A look at the week that was in Oregon arts. A glimpse ahead at the week that's going to be.

For more than 20 years Conduit was a vital link – in many ways, the vital link – in Portland’s chain of contemporary dance organizations. A home base for some of the city’s most creative dancemakers, it was also the place that visiting choreographers and dancers made their temporary work home when they were in town. Major work and vital experiments were created here by a host of talented people. Mary Oslund, Tere Mathern, Linda K. Johnson, Gregg Bielemeier, V. Keith Goodman, Jim McGinn, Katherine Longstreth: the list goes on and on, creating a tapestry of the tale of a very large and significant chapter in the history of the city’s dance.

It’s all history now, or will be as of July 23, when Conduit hangs up its hat for good, at least in its current form. The party’s over – but not before an actual party, A Wake for Conduit, fills the Ford Building for a final celebration this Wednesday, July 13. Bring your stories, and put on your dancing shoes. Jamuna Chiarini has the story for ArtsWatch readers.

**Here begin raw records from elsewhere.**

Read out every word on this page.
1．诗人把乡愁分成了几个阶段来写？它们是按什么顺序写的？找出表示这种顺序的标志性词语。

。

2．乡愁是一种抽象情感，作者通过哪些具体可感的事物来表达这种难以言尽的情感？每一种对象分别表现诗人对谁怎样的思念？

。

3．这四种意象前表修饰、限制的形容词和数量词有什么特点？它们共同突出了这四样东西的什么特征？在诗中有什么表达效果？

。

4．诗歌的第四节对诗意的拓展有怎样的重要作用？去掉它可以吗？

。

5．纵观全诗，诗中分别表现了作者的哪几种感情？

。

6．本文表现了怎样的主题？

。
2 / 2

There Mathern's "Gather: a dance about convergence," performed in 2012 in Conduit's original home in the Pythian Building. Photo: Gordon Wilson

There Mathern’s “Gather: a dance about convergence,” performed in 2012 in Conduit’s original home in the Pythian Building. Photo: Gordon Wilson

 


 

A TALE OF RUSSIAN LOVE LOST. Bruce Browne reviews Portland Opera’s new production of Eugene Onegin, which continues in the relatively cozy Newmark Theatre through July 26. Tchaikovsky’s opera, based on Alexander Pushkin’s extraordinarily popular Russian verse novel, is re-set in this production to the late years of the Soviet Union and the early years of the post-Soviet era, a switch that works for Browne: “The reason this production works so well is that the actors/singers embraced the change.” He particularly praises Jennifer Forni as Tatiana, the country miss who’s spurned by the cold title character: “Forni’s voice has the power and brilliance of a roman candle, and yet is never pushed, always in control. She has the best messa di voce (getting softer and louder on one note) I’ve heard in a long time. And she convincingly brought to life the facets of her teenage angst, brought about attempting to deal with Onegin.”